It has been two days since HDS surprised the enterprise storage world by not announcing a new storage platform to take on the EMC Symmetrix V-Max. Instead, HDS introduced High Availability Manager (“HAM” to us), disappointing some and confusing others. Now that the dust has settled some, it has become clearer just what HAM is and how it works, and we come away more impressed. HDS has taken simple, proven technologies (path management, clustering, synchronous replication) and remixed them into a super-high-availability solution for the largest enterprises. Perhaps this is not what many expected, but it’s certainly a worthwhile addition to the company’s family of products.

HAM combines conventional ingredients to create a whole new flavor

HAM combines conventional ingredients to create a whole new flavor

High Availability Manager consists of three main components:

  1. A conventional multi-pathing agent like HDLM on each server. This enables the server to continue accessing the storage if one USP fails. It will “think” it’s talking to a single storage target, but will actually be talking to two USPs that can be metro distances (60-100 miles) away, given proper connectivity. Microsoft MPIO will probably be supported as well, and VMware native multi-pathing (NMP) should come shortly after release. Don’t hold your breath for PowerPath to be officially supported in the short term, but it ought to work fine without changes.
  2. Existing TrueCopy  synchronous storage  replication technology  will keep the data and quorum disks (see below) in lock-step. This gives the limitation on distance between systems, since latency is the enemy of storage protocol performance. Once the arrays move too far apart, write performance will suffer on the local array while it waits for data to be copied.
  3. Conventional clustering technology with a heartbeat and shared quorum disk lets both arrays know what’s going on. The quorum “lives” on the remote side, with that secondary array watching to make sure the primary array is still running. If the heartbeat goes away, the secondary array marks the HAMmed LUNs read/write and starts handling I/O from the servers, which will just have failed over.

So HDS’ secret HAM sauce is ketchup. There’s no amazing new technology here, and maybe that’s for the best in the kind of huge, conservative enterprise environments that will use this product. The big change was in programming the USP controllers to monitor the quorum disk and orchestrate the entire failover. In fact, this might even be considered a feature of TrueCopy, not a standalone product.
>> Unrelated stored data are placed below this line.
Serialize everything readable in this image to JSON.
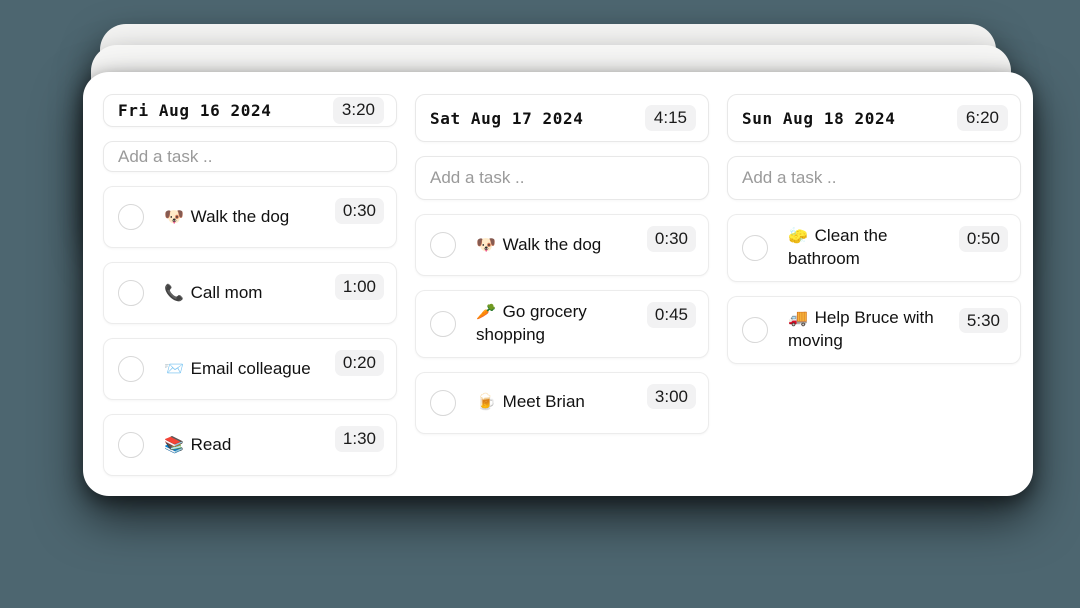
{
  "theme": {
    "background": "#4d6670",
    "card_background": "#ffffff",
    "badge_background": "#f2f2f3",
    "text_color": "#111111",
    "placeholder_color": "#9a9a9a",
    "border_color": "#e8e8e8"
  },
  "columns": [
    {
      "id": "day-1",
      "date": "Fri Aug 16 2024",
      "total_time": "3:20",
      "add_task_placeholder": "Add a task ..",
      "add_task_value": "",
      "tasks": [
        {
          "emoji": "🐶",
          "emoji_name": "dog-face-emoji",
          "label": "Walk the dog",
          "duration": "0:30",
          "done": false
        },
        {
          "emoji": "📞",
          "emoji_name": "telephone-receiver-emoji",
          "label": "Call mom",
          "duration": "1:00",
          "done": false
        },
        {
          "emoji": "📨",
          "emoji_name": "incoming-envelope-emoji",
          "label": "Email colleague",
          "duration": "0:20",
          "done": false
        },
        {
          "emoji": "📚",
          "emoji_name": "books-emoji",
          "label": "Read",
          "duration": "1:30",
          "done": false
        }
      ]
    },
    {
      "id": "day-2",
      "date": "Sat Aug 17 2024",
      "total_time": "4:15",
      "add_task_placeholder": "Add a task ..",
      "add_task_value": "",
      "tasks": [
        {
          "emoji": "🐶",
          "emoji_name": "dog-face-emoji",
          "label": "Walk the dog",
          "duration": "0:30",
          "done": false
        },
        {
          "emoji": "🥕",
          "emoji_name": "carrot-emoji",
          "label": "Go grocery shopping",
          "duration": "0:45",
          "done": false
        },
        {
          "emoji": "🍺",
          "emoji_name": "beer-mug-emoji",
          "label": "Meet Brian",
          "duration": "3:00",
          "done": false
        }
      ]
    },
    {
      "id": "day-3",
      "date": "Sun Aug 18 2024",
      "total_time": "6:20",
      "add_task_placeholder": "Add a task ..",
      "add_task_value": "",
      "tasks": [
        {
          "emoji": "🧽",
          "emoji_name": "sponge-emoji",
          "label": "Clean the bathroom",
          "duration": "0:50",
          "done": false
        },
        {
          "emoji": "🚚",
          "emoji_name": "delivery-truck-emoji",
          "label": "Help Bruce with moving",
          "duration": "5:30",
          "done": false
        }
      ]
    }
  ]
}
HDS ought to reconsider one element of the HAM pitch, however. Although it will undoubtedly yield a very highly-available storage architecture, nothing provides 100% availability. There are many moving parts involved, and unplanned outages can still happen. Multipath driver bugs are not unheard of: Back in the day, one version of a certain three-letter company’s product just plain refused to fail over! An instantaneous outage on one of the host channels or a skipped heartbeat on the USP controllers could also cause a failed failover. Plus, there is no provision for automated fail-back. Once the failover occurs, the system would certainly be operating in a degraded-availability mode and would require a (planned) outage to re-establish operations.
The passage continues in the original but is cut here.